Introspection is in order. Considering the approaching anniversary, it should begin with the 12-point SPA-Maoist accord reached in New Delhi last year. The reality that the accord stands on flimsier ground than the 1951 Delhi Compromise rests not on the absence of Indian Prime Minister Manmohan Singh as the preponderant player.

The real distinguishing feature is that Jawaharlal Nehru represented India far more credibly than the current Congress premier – and perhaps any future leader of the world’s most populous democracy – can expect to.

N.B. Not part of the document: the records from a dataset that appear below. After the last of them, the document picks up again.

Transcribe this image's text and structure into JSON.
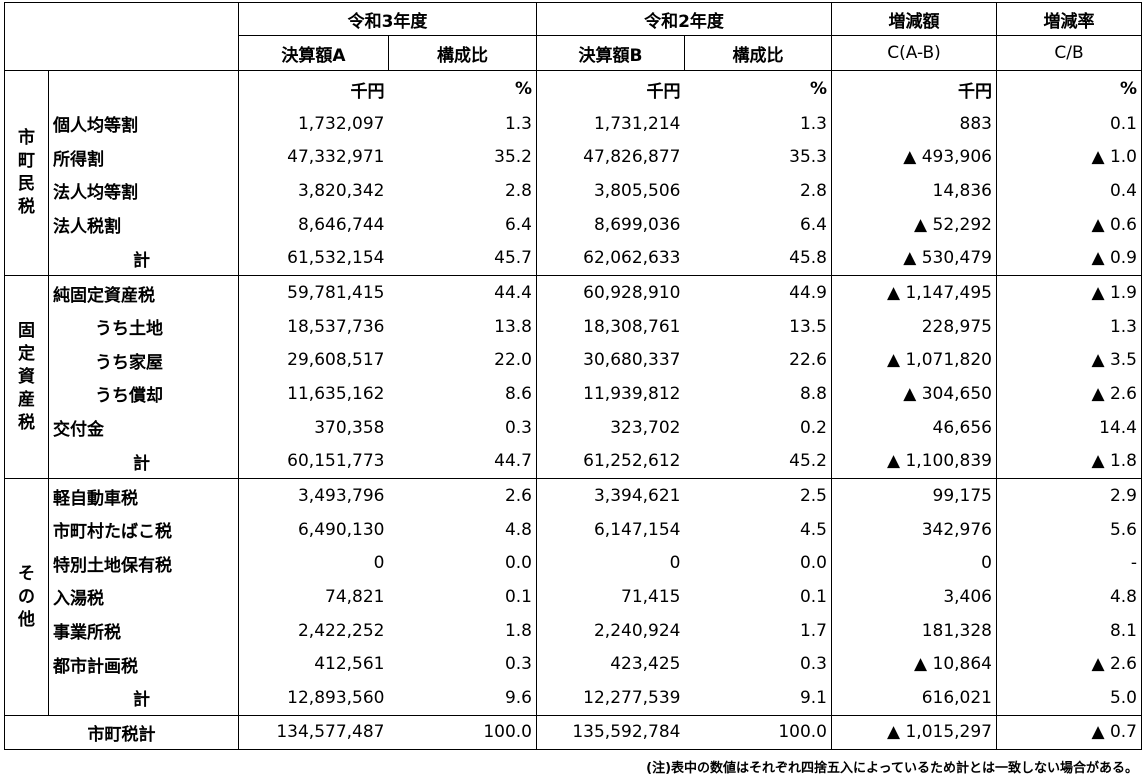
{
  "header": {
    "r3": "令和3年度",
    "r2": "令和2年度",
    "diff": "増減額",
    "rate": "増減率",
    "amtA": "決算額A",
    "ratio": "構成比",
    "amtB": "決算額B",
    "diff_sub": "C(A-B)",
    "rate_sub": "C/B"
  },
  "units": {
    "yen": "千円",
    "pct": "%"
  },
  "groups": [
    {
      "name": "市町民税",
      "rows": [
        {
          "label": "個人均等割",
          "a": "1,732,097",
          "ar": "1.3",
          "b": "1,731,214",
          "br": "1.3",
          "c": "883",
          "cr": "0.1"
        },
        {
          "label": "所得割",
          "a": "47,332,971",
          "ar": "35.2",
          "b": "47,826,877",
          "br": "35.3",
          "c": "▲ 493,906",
          "cr": "▲ 1.0"
        },
        {
          "label": "法人均等割",
          "a": "3,820,342",
          "ar": "2.8",
          "b": "3,805,506",
          "br": "2.8",
          "c": "14,836",
          "cr": "0.4"
        },
        {
          "label": "法人税割",
          "a": "8,646,744",
          "ar": "6.4",
          "b": "8,699,036",
          "br": "6.4",
          "c": "▲ 52,292",
          "cr": "▲ 0.6"
        }
      ],
      "total": {
        "label": "計",
        "a": "61,532,154",
        "ar": "45.7",
        "b": "62,062,633",
        "br": "45.8",
        "c": "▲ 530,479",
        "cr": "▲ 0.9"
      }
    },
    {
      "name": "固定資産税",
      "rows": [
        {
          "label": "純固定資産税",
          "a": "59,781,415",
          "ar": "44.4",
          "b": "60,928,910",
          "br": "44.9",
          "c": "▲ 1,147,495",
          "cr": "▲ 1.9"
        },
        {
          "label": "うち土地",
          "indent": true,
          "a": "18,537,736",
          "ar": "13.8",
          "b": "18,308,761",
          "br": "13.5",
          "c": "228,975",
          "cr": "1.3"
        },
        {
          "label": "うち家屋",
          "indent": true,
          "a": "29,608,517",
          "ar": "22.0",
          "b": "30,680,337",
          "br": "22.6",
          "c": "▲ 1,071,820",
          "cr": "▲ 3.5"
        },
        {
          "label": "うち償却",
          "indent": true,
          "a": "11,635,162",
          "ar": "8.6",
          "b": "11,939,812",
          "br": "8.8",
          "c": "▲ 304,650",
          "cr": "▲ 2.6"
        },
        {
          "label": "交付金",
          "a": "370,358",
          "ar": "0.3",
          "b": "323,702",
          "br": "0.2",
          "c": "46,656",
          "cr": "14.4"
        }
      ],
      "total": {
        "label": "計",
        "a": "60,151,773",
        "ar": "44.7",
        "b": "61,252,612",
        "br": "45.2",
        "c": "▲ 1,100,839",
        "cr": "▲ 1.8"
      }
    },
    {
      "name": "その他",
      "rows": [
        {
          "label": "軽自動車税",
          "a": "3,493,796",
          "ar": "2.6",
          "b": "3,394,621",
          "br": "2.5",
          "c": "99,175",
          "cr": "2.9"
        },
        {
          "label": "市町村たばこ税",
          "a": "6,490,130",
          "ar": "4.8",
          "b": "6,147,154",
          "br": "4.5",
          "c": "342,976",
          "cr": "5.6"
        },
        {
          "label": "特別土地保有税",
          "a": "0",
          "ar": "0.0",
          "b": "0",
          "br": "0.0",
          "c": "0",
          "cr": "-"
        },
        {
          "label": "入湯税",
          "a": "74,821",
          "ar": "0.1",
          "b": "71,415",
          "br": "0.1",
          "c": "3,406",
          "cr": "4.8"
        },
        {
          "label": "事業所税",
          "a": "2,422,252",
          "ar": "1.8",
          "b": "2,240,924",
          "br": "1.7",
          "c": "181,328",
          "cr": "8.1"
        },
        {
          "label": "都市計画税",
          "a": "412,561",
          "ar": "0.3",
          "b": "423,425",
          "br": "0.3",
          "c": "▲ 10,864",
          "cr": "▲ 2.6"
        }
      ],
      "total": {
        "label": "計",
        "a": "12,893,560",
        "ar": "9.6",
        "b": "12,277,539",
        "br": "9.1",
        "c": "616,021",
        "cr": "5.0"
      }
    }
  ],
  "grand": {
    "label": "市町税計",
    "a": "134,577,487",
    "ar": "100.0",
    "b": "135,592,784",
    "br": "100.0",
    "c": "▲ 1,015,297",
    "cr": "▲ 0.7"
  },
  "note": "(注)表中の数値はそれぞれ四捨五入によっているため計とは一致しない場合がある。"
}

The fragility of the peace process becomes more ominous when Maoist chief ideologue Dr. Baburam Bhattarai praises India for facilitating the accord and then blames it for conspiring to keep the rebels out of power, almost in the same breath. If the adroit hair-splitter is making a distinction between those in the Indian Left who mediated the talks with the SPA and the “official sources” who leaked reports to the media that Indian intelligence agencies were “chaperoning” him around New Delhi, then he needs to be more explicit about those negotiations.

The question is, can he? When UML general secretary Madhav Kumar Nepal traveled to Lucknow in November 2003 to meet with Prachanda and Dr. Bhattarai, there was palpable mix of outrage and embarrassment in both sides of the border over the ease with which the leader of the opposition could meet “terrorists” on Indian soil.

Those sentiments obscured the more relevant story: Dr. Bhattarai’s candid acknowledgement that the Maoists, like any other political organization in Nepali history, could not advance their objectives by criticizing India. The Indians, for their part, must be equally baffled by how the Maoists, who have vowed to launch massive peaceful urban protests in case the talks fail, could still keep their broader pledge to turn South Asia into a flaming field of Maoist revolutions.”

Such fiery rhetoric cannot obscure the flexibility behind the Maoists’ growth. An organization that took up arms against both the monarchy and parliamentary democracy – more vigorously against the latter until the June 1, 2001 royal palace massacre – has now allied with one.

A 40-point list of grievances heavily targeted against India has now been distilled into diatribe against the 238-year-old monarchy. The obfuscation and prevarication that has gone into justifying such shifts are not helpful. Yet the Maoists persist.

Providing revolutionary ardor to Prithvi Narayan Shah’s famous counsel, the Maoists describe Nepal as a dynamite between two boulders. The yam metaphor of the first Shah king may have contained traces of weakness – as the Maoists allege -- but it still pulsated with a quest for life.

The notion of self-destruction – and its wider devastation -- inherent in the dynamite analogy may not have alarmed many Nepalis. The international community has taken notice. No wonder U.N. General Assembly members on Monday refused to be taken in by the peace-and-democracy platform in Nepal campaign for a two-year seat on the Security Council.